Question
What is the Mean Absolute Deviation of the following set?
{2, 10, 7, 12, 8}
7.8
2.64
5
13.2
...
...
{2, 10, 7, 12, 8}
7.8
2.64
5
13.2
...
...
Answers
Answered by
GPT 3.5
To calculate the Mean Absolute Deviation (MAD), we first find the absolute deviation for each number by subtracting the mean of the set from each number and taking the absolute value:
\[\text{Absolute Deviation} = \left|2 - \frac{2+10+7+12+8}{5}\right| = 4\]
\[\text{Absolute Deviation} = \left|10 - \frac{2+10+7+12+8}{5}\right| = 2\]
\[\text{Absolute Deviation} = \left|7 - \frac{2+10+7+12+8}{5}\right| = 1\]
\[\text{Absolute Deviation} = \left|12 - \frac{2+10+7+12+8}{5}\right| = 4\]
\[\text{Absolute Deviation} = \left|8 - \frac{2+10+7+12+8}{5}\right| = 1\]
Next, we find the average of the absolute deviations:
\[\text{MAD} = \frac{4 + 2 + 1 + 4 + 1}{5} = \frac{12}{5} = 2.4\]
Therefore, the Mean Absolute Deviation of the set {2, 10, 7, 12, 8} is 2.4.

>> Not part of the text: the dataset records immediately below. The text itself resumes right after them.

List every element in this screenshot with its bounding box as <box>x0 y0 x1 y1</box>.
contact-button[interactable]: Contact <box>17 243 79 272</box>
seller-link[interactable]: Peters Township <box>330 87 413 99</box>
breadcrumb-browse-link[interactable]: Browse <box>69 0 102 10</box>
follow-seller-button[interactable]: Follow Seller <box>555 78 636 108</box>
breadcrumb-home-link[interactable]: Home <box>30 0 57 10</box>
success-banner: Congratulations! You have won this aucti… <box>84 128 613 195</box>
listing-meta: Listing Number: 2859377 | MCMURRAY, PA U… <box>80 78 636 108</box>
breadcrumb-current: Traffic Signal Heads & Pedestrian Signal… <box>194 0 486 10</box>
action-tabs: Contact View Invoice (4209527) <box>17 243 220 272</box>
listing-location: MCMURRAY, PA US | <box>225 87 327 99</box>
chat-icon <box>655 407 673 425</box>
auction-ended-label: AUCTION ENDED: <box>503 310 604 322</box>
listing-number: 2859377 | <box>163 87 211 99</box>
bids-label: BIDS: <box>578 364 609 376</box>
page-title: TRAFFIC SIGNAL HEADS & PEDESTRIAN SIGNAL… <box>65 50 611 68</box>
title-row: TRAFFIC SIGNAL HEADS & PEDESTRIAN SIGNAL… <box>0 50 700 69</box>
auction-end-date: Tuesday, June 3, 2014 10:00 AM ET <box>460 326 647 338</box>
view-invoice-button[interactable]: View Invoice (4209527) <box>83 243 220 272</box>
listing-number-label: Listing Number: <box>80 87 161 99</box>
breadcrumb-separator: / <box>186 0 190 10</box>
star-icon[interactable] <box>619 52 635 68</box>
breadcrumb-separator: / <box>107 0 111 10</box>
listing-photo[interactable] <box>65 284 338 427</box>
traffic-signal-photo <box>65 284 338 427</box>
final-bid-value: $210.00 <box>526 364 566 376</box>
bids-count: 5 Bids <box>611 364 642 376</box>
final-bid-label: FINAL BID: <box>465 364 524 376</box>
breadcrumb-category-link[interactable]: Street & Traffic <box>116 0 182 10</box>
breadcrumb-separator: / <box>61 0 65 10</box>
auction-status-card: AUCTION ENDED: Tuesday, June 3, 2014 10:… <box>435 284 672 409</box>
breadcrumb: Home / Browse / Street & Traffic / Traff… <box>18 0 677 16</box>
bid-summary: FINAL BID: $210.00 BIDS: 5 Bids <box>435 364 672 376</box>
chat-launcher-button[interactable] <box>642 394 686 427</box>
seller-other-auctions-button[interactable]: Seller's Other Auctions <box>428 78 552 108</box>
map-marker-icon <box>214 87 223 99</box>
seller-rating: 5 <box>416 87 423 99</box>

\[\text{Absolute Deviation} = \left|2 - \frac{2+10+7+12+8}{5}\right| = 4\]
\[\text{Absolute Deviation} = \left|10 - \frac{2+10+7+12+8}{5}\right| = 2\]
\[\text{Absolute Deviation} = \left|7 - \frac{2+10+7+12+8}{5}\right| = 1\]

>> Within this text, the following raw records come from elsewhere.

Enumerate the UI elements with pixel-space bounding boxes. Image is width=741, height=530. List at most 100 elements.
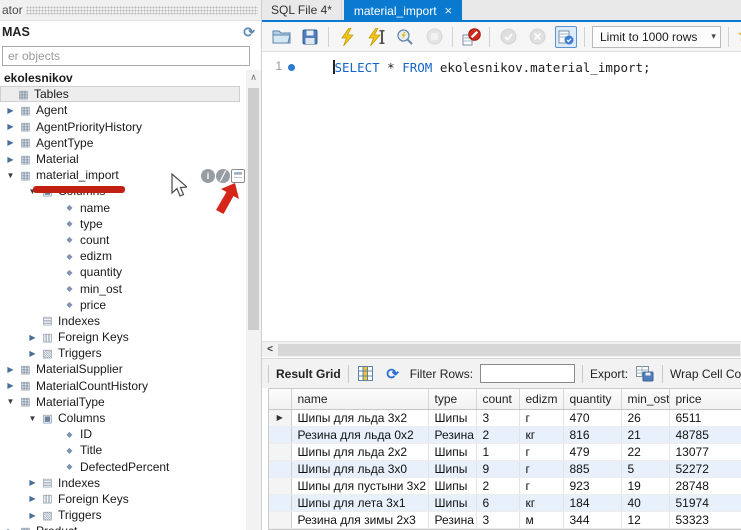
grid-cell[interactable]: 40: [621, 494, 669, 511]
grid-row[interactable]: Шипы для лета 3x1Шипы6кг1844051974: [269, 494, 741, 511]
grid-cell[interactable]: Шипы для льда 3x2: [291, 409, 428, 426]
tree-item-ekolesnikov[interactable]: ekolesnikov: [0, 70, 240, 86]
save-snippet-icon[interactable]: ★ +: [736, 26, 741, 48]
tree-item-indexes[interactable]: ▶▤Indexes: [0, 475, 240, 491]
grid-cell[interactable]: Шипы: [428, 443, 476, 460]
grid-cell[interactable]: 470: [563, 409, 621, 426]
grid-cell[interactable]: Шипы для льда 2x2: [291, 443, 428, 460]
tree-item-tables[interactable]: ▦Tables: [0, 86, 240, 102]
grid-cell[interactable]: г: [519, 443, 563, 460]
grid-cell[interactable]: Резина: [428, 511, 476, 528]
grid-cell[interactable]: 1: [476, 443, 519, 460]
grid-cell[interactable]: 885: [563, 460, 621, 477]
grid-cell[interactable]: г: [519, 477, 563, 494]
tree-item-id[interactable]: ◆ID: [0, 426, 240, 442]
scrollbar-up-icon[interactable]: ∧: [246, 70, 261, 85]
grid-cell[interactable]: 53323: [669, 511, 741, 528]
expander-closed-icon[interactable]: ▶: [4, 122, 17, 131]
tree-item-material[interactable]: ▶▦Material: [0, 151, 240, 167]
grid-row[interactable]: Шипы для льда 2x2Шипы1г4792213077: [269, 443, 741, 460]
grid-cell[interactable]: Резина: [428, 426, 476, 443]
grid-row[interactable]: Шипы для льда 3x0Шипы9г885552272: [269, 460, 741, 477]
grid-cell[interactable]: 28748: [669, 477, 741, 494]
tree-item-foreign-keys[interactable]: ▶▥Foreign Keys: [0, 329, 240, 345]
expander-closed-icon[interactable]: ▶: [26, 349, 39, 358]
grid-cell[interactable]: Резина для зимы 2x3: [291, 511, 428, 528]
tab-material-import[interactable]: material_import ×: [344, 0, 462, 22]
grid-row[interactable]: Резина для зимы 2x3Резина3м3441253323: [269, 511, 741, 528]
tab-close-icon[interactable]: ×: [445, 6, 453, 16]
expander-closed-icon[interactable]: ▶: [4, 381, 17, 390]
grid-column-header-edizm[interactable]: edizm: [519, 389, 563, 409]
schema-filter-input[interactable]: [2, 46, 250, 66]
grid-cell[interactable]: Шипы: [428, 409, 476, 426]
tab-sql-file-4[interactable]: SQL File 4*: [262, 0, 342, 20]
scrollbar-thumb[interactable]: [248, 88, 259, 330]
tree-item-quantity[interactable]: ◆quantity: [0, 264, 240, 280]
grid-cell[interactable]: Шипы: [428, 460, 476, 477]
expander-closed-icon[interactable]: ▶: [26, 494, 39, 503]
tree-item-agenttype[interactable]: ▶▦AgentType: [0, 135, 240, 151]
tree-item-price[interactable]: ◆price: [0, 297, 240, 313]
tree-item-defectedpercent[interactable]: ◆DefectedPercent: [0, 459, 240, 475]
grid-cell[interactable]: 479: [563, 443, 621, 460]
tree-item-agentpriorityhistory[interactable]: ▶▦AgentPriorityHistory: [0, 119, 240, 135]
tree-item-title[interactable]: ◆Title: [0, 442, 240, 458]
expander-closed-icon[interactable]: ▶: [26, 333, 39, 342]
tree-item-triggers[interactable]: ▶▧Triggers: [0, 345, 240, 361]
tree-item-foreign-keys[interactable]: ▶▥Foreign Keys: [0, 491, 240, 507]
limit-rows-dropdown[interactable]: Limit to 1000 rows ▾: [592, 26, 721, 48]
grid-column-header-price[interactable]: price: [669, 389, 741, 409]
filter-rows-input[interactable]: [480, 364, 575, 383]
grid-cell[interactable]: 48785: [669, 426, 741, 443]
tree-item-min-ost[interactable]: ◆min_ost: [0, 280, 240, 296]
tree-item-materialtype[interactable]: ▼▦MaterialType: [0, 394, 240, 410]
grid-row[interactable]: Шипы для пустыни 3x2Шипы2г9231928748: [269, 477, 741, 494]
hscrollbar-thumb[interactable]: [278, 344, 740, 356]
grid-cell[interactable]: 51974: [669, 494, 741, 511]
grid-cell[interactable]: г: [519, 409, 563, 426]
tree-item-materialsupplier[interactable]: ▶▦MaterialSupplier: [0, 361, 240, 377]
tree-item-type[interactable]: ◆type: [0, 216, 240, 232]
grid-column-header-quantity[interactable]: quantity: [563, 389, 621, 409]
tree-item-triggers[interactable]: ▶▧Triggers: [0, 507, 240, 523]
grid-column-header-name[interactable]: name: [291, 389, 428, 409]
grid-cell[interactable]: 22: [621, 443, 669, 460]
grid-cell[interactable]: Резина для льда 0x2: [291, 426, 428, 443]
save-file-icon[interactable]: [299, 26, 321, 48]
grid-cell[interactable]: 2: [476, 426, 519, 443]
execute-current-statement-icon[interactable]: [365, 26, 387, 48]
grid-cell[interactable]: 19: [621, 477, 669, 494]
navigator-scrollbar[interactable]: ∧: [246, 70, 261, 530]
grid-cell[interactable]: 344: [563, 511, 621, 528]
expander-closed-icon[interactable]: ▶: [4, 106, 17, 115]
tree-item-agent[interactable]: ▶▦Agent: [0, 102, 240, 118]
grid-cell[interactable]: кг: [519, 426, 563, 443]
expander-closed-icon[interactable]: ▶: [4, 365, 17, 374]
tree-item-columns[interactable]: ▼▣Columns: [0, 410, 240, 426]
grid-column-header-count[interactable]: count: [476, 389, 519, 409]
grid-cell[interactable]: 3: [476, 409, 519, 426]
autocommit-toggle-icon[interactable]: [555, 26, 577, 48]
expander-closed-icon[interactable]: ▶: [4, 155, 17, 164]
grid-cell[interactable]: 6511: [669, 409, 741, 426]
grid-cell[interactable]: 26: [621, 409, 669, 426]
refresh-icon[interactable]: ⟳: [383, 364, 403, 384]
expander-open-icon[interactable]: ▼: [4, 171, 17, 180]
expander-open-icon[interactable]: ▼: [26, 414, 39, 423]
expander-closed-icon[interactable]: ▶: [4, 138, 17, 147]
grid-column-header-type[interactable]: type: [428, 389, 476, 409]
grid-cell[interactable]: Шипы: [428, 494, 476, 511]
grid-column-header-min_ost[interactable]: min_ost: [621, 389, 669, 409]
grid-cell[interactable]: Шипы для лета 3x1: [291, 494, 428, 511]
explain-plan-icon[interactable]: [394, 26, 416, 48]
grid-cell[interactable]: Шипы для пустыни 3x2: [291, 477, 428, 494]
schemas-refresh-icon[interactable]: ⟳: [243, 24, 255, 41]
grid-cell[interactable]: 184: [563, 494, 621, 511]
grid-cell[interactable]: кг: [519, 494, 563, 511]
grid-row[interactable]: ▶Шипы для льда 3x2Шипы3г470266511: [269, 409, 741, 426]
editor-horizontal-scrollbar[interactable]: <: [262, 341, 741, 357]
expander-closed-icon[interactable]: ▶: [26, 511, 39, 520]
grid-cell[interactable]: Шипы: [428, 477, 476, 494]
grid-cell[interactable]: 12: [621, 511, 669, 528]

\[\text{Absolute Deviation} = \left|12 - \frac{2+10+7+12+8}{5}\right| = 4\]
\[\text{Absolute Deviation} = \left|8 - \frac{2+10+7+12+8}{5}\right| = 1\]
Next, we find the average of the absolute deviations:
\[\text{MAD} = \frac{4 + 2 + 1 + 4 + 1}{5} = \frac{12}{5} = 2.4\]
Therefore, the Mean Absolute Deviation of the set {2, 10, 7, 12, 8} is 2.4.